# STEP 11: Save Clean Data (Complete Pandas Guide)

This notebook covers **ALL practical and real-world ways** to SAVE cleaned data
after validation.

Focus: **CSV, Excel, JSON, Parquet, databases, versioning, and best practices**.


In [None]:

import pandas as pd
import numpy as np


## 1. Sample Cleaned Dataset

In [None]:

df = pd.DataFrame({
    "order_id": [1001, 1002, 1003, 1004],
    "customer": ["Alice", "Bob", "Charlie", "David"],
    "amount": [2500.0, 1800.0, 2200.0, 3000.0],
    "city": ["Mumbai", "Delhi", "Mumbai", "Pune"],
    "order_date": pd.to_datetime(["2024-01-01", "2024-01-02", "2024-01-03", "2024-01-04"])
})
df


## 2. Save Data as CSV

In [None]:

# Basic CSV
df.to_csv("clean_data.csv", index=False)

# With custom separator
df.to_csv("clean_data_pipe.csv", sep='|', index=False)


## 3. Save Data as Excel

In [None]:

# Single sheet
df.to_excel("clean_data.xlsx", index=False)

# Multiple sheets
with pd.ExcelWriter("clean_data_multi.xlsx") as writer:
    df.to_excel(writer, sheet_name="orders", index=False)


## 4. Save Data as JSON

In [None]:

df.to_json("clean_data.json", orient='records', lines=True)

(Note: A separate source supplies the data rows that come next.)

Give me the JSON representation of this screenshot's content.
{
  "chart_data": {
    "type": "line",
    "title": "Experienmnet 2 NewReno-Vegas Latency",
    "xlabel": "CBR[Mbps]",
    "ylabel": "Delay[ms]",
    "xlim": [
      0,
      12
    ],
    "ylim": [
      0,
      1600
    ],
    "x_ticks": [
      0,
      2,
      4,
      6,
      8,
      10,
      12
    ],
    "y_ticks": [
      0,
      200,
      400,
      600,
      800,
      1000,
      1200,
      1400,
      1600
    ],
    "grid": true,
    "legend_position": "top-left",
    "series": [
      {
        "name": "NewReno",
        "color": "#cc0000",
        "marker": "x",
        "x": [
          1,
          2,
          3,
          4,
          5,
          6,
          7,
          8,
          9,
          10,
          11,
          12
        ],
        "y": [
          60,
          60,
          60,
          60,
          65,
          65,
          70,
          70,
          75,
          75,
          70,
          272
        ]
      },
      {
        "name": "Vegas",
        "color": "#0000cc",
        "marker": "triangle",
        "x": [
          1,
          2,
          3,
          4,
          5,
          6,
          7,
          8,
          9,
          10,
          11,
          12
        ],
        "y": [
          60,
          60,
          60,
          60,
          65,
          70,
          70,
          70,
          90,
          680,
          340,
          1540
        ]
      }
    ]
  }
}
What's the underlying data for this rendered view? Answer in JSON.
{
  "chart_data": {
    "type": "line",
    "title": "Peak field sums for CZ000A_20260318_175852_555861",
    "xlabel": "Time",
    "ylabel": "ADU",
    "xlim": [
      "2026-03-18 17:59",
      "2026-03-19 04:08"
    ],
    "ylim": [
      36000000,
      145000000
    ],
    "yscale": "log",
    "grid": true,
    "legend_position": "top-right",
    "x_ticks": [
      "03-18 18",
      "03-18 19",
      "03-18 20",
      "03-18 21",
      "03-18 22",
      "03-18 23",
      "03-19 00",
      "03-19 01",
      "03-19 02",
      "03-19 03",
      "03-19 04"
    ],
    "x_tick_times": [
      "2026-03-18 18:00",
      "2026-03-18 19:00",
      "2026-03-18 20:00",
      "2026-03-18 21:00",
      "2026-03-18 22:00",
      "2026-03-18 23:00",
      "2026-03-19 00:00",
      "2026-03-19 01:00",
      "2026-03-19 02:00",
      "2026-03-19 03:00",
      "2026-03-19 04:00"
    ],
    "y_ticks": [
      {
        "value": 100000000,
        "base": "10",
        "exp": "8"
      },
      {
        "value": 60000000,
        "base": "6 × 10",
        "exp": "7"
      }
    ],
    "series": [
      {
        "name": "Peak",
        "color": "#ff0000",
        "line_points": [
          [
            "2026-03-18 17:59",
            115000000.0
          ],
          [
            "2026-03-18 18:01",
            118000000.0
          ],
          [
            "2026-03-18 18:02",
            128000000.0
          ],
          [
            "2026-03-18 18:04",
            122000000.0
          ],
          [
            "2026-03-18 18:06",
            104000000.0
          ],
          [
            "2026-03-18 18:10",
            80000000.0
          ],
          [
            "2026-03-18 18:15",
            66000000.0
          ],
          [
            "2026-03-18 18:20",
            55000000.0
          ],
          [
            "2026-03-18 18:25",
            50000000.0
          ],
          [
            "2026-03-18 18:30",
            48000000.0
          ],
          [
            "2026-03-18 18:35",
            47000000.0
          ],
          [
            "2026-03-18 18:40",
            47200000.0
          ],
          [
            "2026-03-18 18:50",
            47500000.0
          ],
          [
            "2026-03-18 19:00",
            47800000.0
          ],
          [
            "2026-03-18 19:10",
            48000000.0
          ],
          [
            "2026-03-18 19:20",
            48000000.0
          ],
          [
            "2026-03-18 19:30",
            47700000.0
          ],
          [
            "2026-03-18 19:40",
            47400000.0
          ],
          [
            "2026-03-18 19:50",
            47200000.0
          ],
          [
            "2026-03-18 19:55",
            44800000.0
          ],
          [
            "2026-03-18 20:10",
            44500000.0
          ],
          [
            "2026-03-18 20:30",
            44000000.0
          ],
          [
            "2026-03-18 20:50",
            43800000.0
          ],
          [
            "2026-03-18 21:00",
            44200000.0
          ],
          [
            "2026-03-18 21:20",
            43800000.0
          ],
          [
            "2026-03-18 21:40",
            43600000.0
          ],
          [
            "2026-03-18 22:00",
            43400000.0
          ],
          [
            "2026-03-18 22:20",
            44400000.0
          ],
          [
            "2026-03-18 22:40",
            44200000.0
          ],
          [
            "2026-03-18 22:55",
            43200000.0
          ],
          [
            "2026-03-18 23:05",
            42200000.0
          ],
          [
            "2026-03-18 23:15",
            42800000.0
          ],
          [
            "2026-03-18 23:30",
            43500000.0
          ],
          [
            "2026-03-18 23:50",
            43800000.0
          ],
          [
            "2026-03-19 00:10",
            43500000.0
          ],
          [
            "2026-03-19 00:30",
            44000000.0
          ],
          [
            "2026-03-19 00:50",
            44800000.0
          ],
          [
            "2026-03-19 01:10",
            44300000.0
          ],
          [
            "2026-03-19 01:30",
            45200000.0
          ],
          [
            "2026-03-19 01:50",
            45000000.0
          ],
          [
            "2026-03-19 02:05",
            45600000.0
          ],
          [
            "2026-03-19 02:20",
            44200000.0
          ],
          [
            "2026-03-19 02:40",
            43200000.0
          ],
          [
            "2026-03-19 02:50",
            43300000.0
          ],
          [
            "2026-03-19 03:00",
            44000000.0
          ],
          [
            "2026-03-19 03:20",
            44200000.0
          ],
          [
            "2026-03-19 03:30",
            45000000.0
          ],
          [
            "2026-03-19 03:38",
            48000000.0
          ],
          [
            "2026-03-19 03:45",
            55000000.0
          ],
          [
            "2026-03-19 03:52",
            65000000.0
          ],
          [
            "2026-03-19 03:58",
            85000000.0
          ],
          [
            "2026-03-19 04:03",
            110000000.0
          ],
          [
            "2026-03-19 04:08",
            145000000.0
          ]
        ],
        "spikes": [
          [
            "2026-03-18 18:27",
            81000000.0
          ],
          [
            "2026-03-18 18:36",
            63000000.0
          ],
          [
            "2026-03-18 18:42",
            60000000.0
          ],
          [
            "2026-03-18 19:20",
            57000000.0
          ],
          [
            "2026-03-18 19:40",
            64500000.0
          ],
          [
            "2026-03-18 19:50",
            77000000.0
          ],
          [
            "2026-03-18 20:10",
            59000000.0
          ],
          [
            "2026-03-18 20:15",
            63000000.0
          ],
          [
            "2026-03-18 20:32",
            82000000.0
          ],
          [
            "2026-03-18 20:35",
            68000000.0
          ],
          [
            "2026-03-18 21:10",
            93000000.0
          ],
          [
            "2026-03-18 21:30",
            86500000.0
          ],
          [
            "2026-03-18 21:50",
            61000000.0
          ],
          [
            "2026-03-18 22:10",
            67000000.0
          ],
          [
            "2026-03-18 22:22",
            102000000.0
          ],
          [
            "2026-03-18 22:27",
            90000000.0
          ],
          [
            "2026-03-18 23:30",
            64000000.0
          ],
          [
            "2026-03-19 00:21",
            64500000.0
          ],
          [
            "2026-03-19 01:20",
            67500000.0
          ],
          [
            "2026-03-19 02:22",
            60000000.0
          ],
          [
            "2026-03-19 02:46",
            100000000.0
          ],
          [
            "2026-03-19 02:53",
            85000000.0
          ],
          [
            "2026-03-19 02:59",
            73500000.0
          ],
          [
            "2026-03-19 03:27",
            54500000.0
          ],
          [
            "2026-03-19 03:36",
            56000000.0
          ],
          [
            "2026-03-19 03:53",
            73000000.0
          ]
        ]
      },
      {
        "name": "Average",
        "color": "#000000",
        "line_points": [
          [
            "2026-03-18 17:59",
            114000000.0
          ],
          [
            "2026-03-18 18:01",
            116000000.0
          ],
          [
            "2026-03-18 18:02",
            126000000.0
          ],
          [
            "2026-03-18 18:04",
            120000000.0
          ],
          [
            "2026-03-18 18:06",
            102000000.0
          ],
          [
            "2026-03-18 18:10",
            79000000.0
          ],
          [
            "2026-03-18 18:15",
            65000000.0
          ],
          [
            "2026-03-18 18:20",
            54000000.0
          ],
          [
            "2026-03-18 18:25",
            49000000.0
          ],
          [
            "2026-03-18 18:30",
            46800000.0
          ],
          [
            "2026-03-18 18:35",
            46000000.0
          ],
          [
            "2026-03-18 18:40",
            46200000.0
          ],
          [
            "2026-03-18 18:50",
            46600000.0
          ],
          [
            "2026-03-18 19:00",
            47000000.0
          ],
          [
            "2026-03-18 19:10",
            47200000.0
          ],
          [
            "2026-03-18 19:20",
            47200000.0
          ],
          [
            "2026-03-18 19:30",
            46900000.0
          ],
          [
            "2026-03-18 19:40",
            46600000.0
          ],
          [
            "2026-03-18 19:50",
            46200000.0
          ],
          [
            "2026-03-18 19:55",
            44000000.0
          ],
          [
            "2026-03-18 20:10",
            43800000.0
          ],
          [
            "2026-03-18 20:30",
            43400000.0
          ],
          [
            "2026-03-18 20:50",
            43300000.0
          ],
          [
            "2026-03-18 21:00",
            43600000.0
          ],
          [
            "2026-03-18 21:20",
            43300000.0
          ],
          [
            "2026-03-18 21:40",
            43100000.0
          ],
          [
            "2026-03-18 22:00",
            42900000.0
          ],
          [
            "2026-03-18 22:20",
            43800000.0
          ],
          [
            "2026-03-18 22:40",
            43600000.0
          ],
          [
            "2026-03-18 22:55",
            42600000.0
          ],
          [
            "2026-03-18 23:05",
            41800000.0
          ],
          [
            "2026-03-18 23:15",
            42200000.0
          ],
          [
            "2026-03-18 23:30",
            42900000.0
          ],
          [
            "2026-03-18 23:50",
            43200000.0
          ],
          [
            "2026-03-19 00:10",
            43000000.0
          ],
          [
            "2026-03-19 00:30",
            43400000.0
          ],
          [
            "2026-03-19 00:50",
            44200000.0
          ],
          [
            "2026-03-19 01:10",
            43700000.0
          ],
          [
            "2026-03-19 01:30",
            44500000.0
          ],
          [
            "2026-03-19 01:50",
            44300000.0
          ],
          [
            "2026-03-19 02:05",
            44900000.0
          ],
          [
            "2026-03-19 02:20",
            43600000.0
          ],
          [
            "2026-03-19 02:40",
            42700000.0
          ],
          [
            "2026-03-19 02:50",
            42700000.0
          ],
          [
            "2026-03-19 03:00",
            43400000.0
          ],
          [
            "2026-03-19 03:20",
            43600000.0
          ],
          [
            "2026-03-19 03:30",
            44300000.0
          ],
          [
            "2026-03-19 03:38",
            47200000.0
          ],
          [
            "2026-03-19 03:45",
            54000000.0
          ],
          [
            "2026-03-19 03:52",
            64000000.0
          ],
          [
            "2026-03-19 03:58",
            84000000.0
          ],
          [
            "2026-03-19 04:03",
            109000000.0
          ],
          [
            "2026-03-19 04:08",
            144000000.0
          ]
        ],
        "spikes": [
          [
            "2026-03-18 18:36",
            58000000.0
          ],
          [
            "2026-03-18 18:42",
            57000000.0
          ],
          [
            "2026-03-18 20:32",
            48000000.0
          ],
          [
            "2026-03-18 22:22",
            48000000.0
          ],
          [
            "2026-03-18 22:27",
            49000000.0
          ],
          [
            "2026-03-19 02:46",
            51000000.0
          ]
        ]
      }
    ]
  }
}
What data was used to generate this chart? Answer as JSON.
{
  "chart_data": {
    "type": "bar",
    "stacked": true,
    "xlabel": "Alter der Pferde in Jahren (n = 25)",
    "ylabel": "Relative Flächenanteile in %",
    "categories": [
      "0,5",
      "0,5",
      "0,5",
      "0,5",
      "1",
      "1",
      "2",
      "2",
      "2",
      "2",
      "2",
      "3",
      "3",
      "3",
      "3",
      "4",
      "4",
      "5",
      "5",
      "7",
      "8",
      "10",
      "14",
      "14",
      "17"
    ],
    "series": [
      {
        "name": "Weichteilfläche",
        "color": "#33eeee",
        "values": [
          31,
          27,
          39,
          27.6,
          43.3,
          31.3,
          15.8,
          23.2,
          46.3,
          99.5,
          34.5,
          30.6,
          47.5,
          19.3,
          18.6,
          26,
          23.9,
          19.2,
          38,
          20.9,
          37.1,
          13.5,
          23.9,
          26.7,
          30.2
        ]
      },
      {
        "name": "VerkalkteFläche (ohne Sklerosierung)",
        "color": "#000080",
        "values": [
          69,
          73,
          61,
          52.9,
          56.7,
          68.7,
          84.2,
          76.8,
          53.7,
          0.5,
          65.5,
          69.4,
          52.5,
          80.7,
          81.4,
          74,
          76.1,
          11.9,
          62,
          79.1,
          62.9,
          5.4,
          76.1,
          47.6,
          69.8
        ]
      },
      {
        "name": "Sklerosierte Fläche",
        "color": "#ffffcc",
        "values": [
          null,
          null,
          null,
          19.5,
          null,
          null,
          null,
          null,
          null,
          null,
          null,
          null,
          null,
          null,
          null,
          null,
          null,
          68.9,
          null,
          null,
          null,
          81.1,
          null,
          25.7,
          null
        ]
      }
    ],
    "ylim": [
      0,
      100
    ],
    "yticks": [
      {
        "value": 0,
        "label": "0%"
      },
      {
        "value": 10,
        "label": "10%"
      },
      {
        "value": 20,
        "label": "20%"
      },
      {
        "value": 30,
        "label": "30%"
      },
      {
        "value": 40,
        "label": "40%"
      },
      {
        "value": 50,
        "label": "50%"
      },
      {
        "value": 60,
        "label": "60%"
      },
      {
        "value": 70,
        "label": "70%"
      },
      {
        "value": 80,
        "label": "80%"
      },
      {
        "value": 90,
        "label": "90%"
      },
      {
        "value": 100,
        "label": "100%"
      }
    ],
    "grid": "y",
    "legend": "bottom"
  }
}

## 5. Save Data as Parquet (Big Data)

In [None]:

# Requires pyarrow or fastparquet
# df.to_parquet("clean_data.parquet", index=False)


## 6. Save Data as Pickle (Fast, Python-only)

In [None]:

df.to_pickle("clean_data.pkl")


## 7. Save Data to SQL Database

In [None]:

# from sqlalchemy import create_engine
# engine = create_engine("sqlite:///clean_data.db")
# df.to_sql("orders", engine, if_exists='replace', index=False)


## 8. Versioning Clean Data

In [None]:

# Example naming strategy
version = "v1_0"
file_name = f"clean_data_{version}.csv"
df.to_csv(file_name, index=False)


## 9. Compression while Saving

In [None]:

df.to_csv("clean_data.csv.gz", compression='gzip', index=False)



## ✅ Best Practices & Interview Notes
- Always save AFTER final validation
- Prefer CSV or Parquet for analytics
- Use versioning for reproducibility
- Never overwrite raw data
- Compression helps with large datasets



## ✔ Summary
- `to_*()` methods export data
- Choose format based on use-case
- Versioning & compression are enterprise practices
- Saving is the final gate of data cleaning